-
Tips for becoming a good boxer - November 6, 2020
-
7 expert tips for making your hens night a memorable one - November 6, 2020
-
5 reasons to host your Christmas party on a cruise boat - November 6, 2020
-
What to do when you’re charged with a crime - November 6, 2020
-
Should you get one or multiple dogs? Here’s all you need to know - November 3, 2020
-
A Guide: How to Build Your Very Own Magic Mirror - February 14, 2019
-
Our Top Inspirational Baseball Stars - November 24, 2018
-
Five Tech Tools That Will Help You Turn Your Blog into a Business - November 24, 2018
-
How to Indulge on Vacation without Expanding Your Waist - November 9, 2018
-
5 Strategies for Businesses to Appeal to Today’s Increasingly Mobile-Crazed Customers - November 9, 2018
Iran says Saudi will face ‘divine revenge’
“The divine hand of revenge will take the Saudi politicians by the throat”, Khamenei, Iran’s highest authority, said on Sunday.
Advertisement
Mr Khamenei added: “This oppressed cleric did not encourage people to join an armed movement, nor did he engage in secret plotting, and he only voiced public criticism… based on religious fervour”.
The execution of prominent Shi’ite cleric Sheikh Nimr al-Nimr will mark the end of Saudi Arabia’s government, says Nuri al-Maliki, Iraq’s former prime minister and a prominent politician with ties to Iran.
A small group stormed the premises and several people were arrested, Tehran police chief Hossein Sajedinia told the state-run Islamic Students’ News Agency.
The two regional powers are on opposite sides of Middle East conflicts from Syria to Yemen.
Saudi foreign ministry spokesman Mansur al-Turki called Iran’s reaction “irresponsible”, and Riyadh summoned Tehran’s envoy in protest.
The cleric was one of 47 executed across Saudi Arabia on Saturday for terrorism-related offences.
Some of the attacks happened between 2003 and 2006.
Nimr, the most vocal critic of the dynasty among the Shi’ite minority, had come to be seen as a leader of the sect’s younger activists, who had exhausted of the failure of older, more measured leaders to achieve equality with Sunnis.
I congratulate and condole over the martyrdom of the great scholar Sheikh Baqir Nimr al-Nimr to Imam Mahdi (PBUH), the Leader as well as all Muslims.

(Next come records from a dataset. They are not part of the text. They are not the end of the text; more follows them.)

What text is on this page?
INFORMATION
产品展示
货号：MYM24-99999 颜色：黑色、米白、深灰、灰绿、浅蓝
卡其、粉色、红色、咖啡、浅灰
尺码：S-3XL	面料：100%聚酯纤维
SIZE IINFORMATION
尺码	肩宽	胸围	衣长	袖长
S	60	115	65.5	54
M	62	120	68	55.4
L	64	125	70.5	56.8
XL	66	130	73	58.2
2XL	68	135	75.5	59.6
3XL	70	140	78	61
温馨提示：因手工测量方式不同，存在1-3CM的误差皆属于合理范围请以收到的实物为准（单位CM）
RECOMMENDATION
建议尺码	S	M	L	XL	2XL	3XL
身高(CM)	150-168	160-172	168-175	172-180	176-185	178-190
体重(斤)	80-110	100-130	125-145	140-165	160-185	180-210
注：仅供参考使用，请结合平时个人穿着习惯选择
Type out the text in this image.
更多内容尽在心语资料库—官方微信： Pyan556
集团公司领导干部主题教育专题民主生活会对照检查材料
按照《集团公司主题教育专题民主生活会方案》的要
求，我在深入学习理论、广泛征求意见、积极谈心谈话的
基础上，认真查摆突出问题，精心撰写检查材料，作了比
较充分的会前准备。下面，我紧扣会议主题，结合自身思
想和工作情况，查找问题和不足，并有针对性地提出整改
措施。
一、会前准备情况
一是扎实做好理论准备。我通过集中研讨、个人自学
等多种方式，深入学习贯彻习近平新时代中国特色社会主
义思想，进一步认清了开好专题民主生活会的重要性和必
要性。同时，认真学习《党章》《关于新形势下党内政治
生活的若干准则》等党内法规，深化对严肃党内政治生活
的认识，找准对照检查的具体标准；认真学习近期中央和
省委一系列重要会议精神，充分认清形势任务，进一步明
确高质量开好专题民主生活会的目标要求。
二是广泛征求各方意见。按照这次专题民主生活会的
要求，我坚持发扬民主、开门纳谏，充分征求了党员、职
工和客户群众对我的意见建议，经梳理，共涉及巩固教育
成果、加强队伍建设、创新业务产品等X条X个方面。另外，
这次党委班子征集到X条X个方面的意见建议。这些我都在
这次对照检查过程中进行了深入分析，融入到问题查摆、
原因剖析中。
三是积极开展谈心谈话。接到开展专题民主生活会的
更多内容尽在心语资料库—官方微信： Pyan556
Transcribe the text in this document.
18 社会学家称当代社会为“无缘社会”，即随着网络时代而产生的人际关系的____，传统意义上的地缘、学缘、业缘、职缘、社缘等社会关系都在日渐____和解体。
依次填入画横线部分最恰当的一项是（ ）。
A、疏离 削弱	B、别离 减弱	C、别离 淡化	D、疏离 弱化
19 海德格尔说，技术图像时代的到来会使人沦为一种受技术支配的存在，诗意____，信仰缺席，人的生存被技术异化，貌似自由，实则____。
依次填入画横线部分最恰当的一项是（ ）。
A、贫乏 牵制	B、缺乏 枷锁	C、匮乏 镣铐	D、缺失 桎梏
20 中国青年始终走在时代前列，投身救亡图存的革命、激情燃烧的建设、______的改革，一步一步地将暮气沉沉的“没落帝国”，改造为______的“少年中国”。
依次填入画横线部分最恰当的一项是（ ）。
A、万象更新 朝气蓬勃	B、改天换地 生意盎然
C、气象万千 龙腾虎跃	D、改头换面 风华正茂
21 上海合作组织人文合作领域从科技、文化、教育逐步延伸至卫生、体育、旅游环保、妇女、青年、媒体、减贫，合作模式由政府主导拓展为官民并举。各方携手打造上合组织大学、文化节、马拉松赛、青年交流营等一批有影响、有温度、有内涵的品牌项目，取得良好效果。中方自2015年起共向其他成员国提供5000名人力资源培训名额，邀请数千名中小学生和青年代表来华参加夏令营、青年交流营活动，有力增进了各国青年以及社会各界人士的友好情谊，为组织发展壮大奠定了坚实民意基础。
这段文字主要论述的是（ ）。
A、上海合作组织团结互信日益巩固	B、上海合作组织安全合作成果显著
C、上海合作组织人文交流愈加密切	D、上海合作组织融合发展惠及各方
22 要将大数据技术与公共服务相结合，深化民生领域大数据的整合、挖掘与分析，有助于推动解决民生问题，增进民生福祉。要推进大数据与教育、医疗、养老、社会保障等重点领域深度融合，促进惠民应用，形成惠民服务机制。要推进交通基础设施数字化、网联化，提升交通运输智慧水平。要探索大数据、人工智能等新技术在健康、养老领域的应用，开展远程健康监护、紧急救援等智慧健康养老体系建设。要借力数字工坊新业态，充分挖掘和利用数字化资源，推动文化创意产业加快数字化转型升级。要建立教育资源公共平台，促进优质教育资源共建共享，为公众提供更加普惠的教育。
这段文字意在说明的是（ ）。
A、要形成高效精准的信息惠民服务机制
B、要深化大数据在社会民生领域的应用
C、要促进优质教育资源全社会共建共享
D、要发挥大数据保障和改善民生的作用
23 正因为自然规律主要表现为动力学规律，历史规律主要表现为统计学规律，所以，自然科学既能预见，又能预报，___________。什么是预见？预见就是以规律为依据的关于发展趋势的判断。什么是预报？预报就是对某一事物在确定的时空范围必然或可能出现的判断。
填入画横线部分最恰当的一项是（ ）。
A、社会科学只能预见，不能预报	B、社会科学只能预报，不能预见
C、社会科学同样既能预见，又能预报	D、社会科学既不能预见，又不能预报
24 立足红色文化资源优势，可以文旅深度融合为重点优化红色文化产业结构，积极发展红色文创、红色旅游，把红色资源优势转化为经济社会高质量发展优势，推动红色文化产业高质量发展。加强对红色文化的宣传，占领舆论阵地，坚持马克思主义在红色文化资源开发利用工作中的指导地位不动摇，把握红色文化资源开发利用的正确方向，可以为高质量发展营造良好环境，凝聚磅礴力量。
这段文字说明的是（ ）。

Shiites make up 10 to 15 per cent of Saudi Arabia’s population, according to the CIA World Factbook. “Why do those who claim to back freedom and democracy support this (Saudi) government?”
It said he described the execution of Sheikh Nimr al-Nimr as a “political error”.
Some of the men were shot by a firing squad and some were beheaded, a ministry spokesman said on Al-Arabiya TV.
The US State Department said Nimr’s execution “risks exacerbating sectarian tensions at a time when they urgently need to be reduced”.
Advertisement
“Indeed, the House of Saud is so dependent on USA support that, even though it enjoys a long standing “special relationship” with America in much the same way Israel does, if the Obama administration was even remotely concerned about the rights of Nimr al-Nimr, or about his nephew Ali al-Nimr who was recently sentenced to death and crucifixion as a result of his participation in peaceful protests when he was 17, or indeed about the rights of any of the others eliminated by yesterday’s judicially sanctioned mass beheadings, then the United States could quite easily have stopped this madness by Obama himself making strong diplomatic representations months ago to King Salman bin Abdulaziz and his inner circle”, Grossman said.